Parecía que tal situación era, cuando menos, difícilmente recuperable, y hasta los malos del cine habían mudado su nacionalidad y su ideario sucesivamente y a tenor de los vaivenes de la guerra fría, hasta llegar a un statu quo universalmente aceptado: el enemigo no era nadie. A lo sumo se trataba de un enloquecido millonario que amenazaba a la humanidad in toto, lo cual, según es sabido, se parece muchísimo a la amenaza que no apunta a ningún lado.

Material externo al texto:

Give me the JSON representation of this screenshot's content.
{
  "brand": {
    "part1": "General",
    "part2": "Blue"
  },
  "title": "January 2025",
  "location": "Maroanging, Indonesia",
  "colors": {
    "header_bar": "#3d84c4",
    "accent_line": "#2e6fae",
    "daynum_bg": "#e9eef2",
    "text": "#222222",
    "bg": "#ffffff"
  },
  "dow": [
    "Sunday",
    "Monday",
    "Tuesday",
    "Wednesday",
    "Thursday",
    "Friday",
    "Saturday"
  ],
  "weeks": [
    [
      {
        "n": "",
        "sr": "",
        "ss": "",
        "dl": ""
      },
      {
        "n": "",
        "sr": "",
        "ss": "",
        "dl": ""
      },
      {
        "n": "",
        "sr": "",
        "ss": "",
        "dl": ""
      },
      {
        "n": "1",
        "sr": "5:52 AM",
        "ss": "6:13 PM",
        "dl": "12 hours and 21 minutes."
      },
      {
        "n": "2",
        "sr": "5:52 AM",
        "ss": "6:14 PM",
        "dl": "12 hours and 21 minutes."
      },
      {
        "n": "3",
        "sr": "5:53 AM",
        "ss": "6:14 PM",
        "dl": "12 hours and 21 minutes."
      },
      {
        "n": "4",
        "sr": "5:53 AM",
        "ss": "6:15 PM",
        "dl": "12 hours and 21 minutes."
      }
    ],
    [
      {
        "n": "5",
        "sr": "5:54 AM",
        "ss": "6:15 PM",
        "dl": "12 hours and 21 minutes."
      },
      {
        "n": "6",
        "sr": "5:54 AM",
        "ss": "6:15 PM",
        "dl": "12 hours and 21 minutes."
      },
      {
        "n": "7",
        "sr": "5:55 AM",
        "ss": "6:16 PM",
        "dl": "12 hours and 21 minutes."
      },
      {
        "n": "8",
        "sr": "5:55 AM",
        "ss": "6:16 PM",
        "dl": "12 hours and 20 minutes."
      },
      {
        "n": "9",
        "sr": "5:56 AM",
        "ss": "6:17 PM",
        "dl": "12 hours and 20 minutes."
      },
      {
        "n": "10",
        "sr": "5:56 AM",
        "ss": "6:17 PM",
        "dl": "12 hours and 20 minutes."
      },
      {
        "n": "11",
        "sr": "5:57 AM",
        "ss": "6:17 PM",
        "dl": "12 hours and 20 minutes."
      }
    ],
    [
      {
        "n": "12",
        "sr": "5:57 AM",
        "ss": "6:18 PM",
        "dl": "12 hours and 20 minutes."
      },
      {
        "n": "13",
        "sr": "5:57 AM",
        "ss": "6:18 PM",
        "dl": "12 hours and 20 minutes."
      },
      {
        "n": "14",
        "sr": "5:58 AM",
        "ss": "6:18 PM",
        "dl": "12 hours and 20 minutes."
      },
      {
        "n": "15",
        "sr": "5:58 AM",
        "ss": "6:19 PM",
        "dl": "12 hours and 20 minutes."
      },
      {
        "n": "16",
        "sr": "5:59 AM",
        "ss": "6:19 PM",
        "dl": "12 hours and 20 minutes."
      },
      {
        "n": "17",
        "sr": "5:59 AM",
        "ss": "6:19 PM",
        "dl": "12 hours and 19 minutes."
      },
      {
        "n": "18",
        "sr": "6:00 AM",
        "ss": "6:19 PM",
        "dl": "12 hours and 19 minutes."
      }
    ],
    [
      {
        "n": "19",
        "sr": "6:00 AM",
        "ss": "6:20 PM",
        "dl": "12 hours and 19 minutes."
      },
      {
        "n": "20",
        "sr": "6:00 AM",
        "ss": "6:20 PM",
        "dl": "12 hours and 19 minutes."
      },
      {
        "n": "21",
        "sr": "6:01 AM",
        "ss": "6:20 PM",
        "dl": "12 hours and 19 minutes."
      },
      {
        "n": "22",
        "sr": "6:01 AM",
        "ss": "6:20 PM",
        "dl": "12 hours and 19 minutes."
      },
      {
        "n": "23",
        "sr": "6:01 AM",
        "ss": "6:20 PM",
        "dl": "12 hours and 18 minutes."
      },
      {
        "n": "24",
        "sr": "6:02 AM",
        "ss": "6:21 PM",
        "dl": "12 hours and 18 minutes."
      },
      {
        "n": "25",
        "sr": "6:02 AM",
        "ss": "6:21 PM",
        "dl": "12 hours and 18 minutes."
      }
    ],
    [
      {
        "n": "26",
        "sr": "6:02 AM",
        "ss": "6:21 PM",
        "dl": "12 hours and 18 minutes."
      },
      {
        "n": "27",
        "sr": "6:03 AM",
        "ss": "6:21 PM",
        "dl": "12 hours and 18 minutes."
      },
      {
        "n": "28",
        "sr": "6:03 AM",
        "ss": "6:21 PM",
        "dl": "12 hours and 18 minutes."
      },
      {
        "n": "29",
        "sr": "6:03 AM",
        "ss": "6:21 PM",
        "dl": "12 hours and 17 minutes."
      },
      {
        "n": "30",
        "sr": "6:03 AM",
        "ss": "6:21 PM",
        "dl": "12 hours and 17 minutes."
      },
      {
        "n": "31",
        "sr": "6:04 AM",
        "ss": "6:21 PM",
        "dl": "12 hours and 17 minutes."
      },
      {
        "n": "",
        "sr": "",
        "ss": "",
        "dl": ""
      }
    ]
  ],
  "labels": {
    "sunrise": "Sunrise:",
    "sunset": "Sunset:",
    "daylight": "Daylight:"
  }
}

El enemigo era una hipótesis imposible de concretar en términos de geografía política, salvo indicación -por otra parte, dudosa- de algún que otro confuso grupo terrorista.

Pero aunque el enemigo sea, una vez más, el otro, los nuevos déspotas no desprecian el riesgo de ciertas ambigüedades todavía permanentes como símbolo de la situación inmediatamente anterior. El enemigo institucional puede exorcizarse mediante disparos de mentirijillas contra un soldado travestido, pero el honesto ejemplo de las manzanas podridas capaces de arruinar el más sano cesto de fruta no parece haber perdido nada de su vigencia. La ecuación de la sencillez admite así una derivada segunda en la que el enemigo es ahora el propio ciudadano empeñado en esquivar la paranoia. Son los pacifistas, los ecologistas, los homosexuales y, en general, los diferentes según un criterio que maneja, también por supuesto, el que define a unos y otros. Los presupuestos de las agencias de inteligencia (eufemismo ciertamente sangriento) tienen que multiplicarse indefinidamente para poder aspirar al control, siquiera teórico, de tantos nuevos candidatos a la condición de otro.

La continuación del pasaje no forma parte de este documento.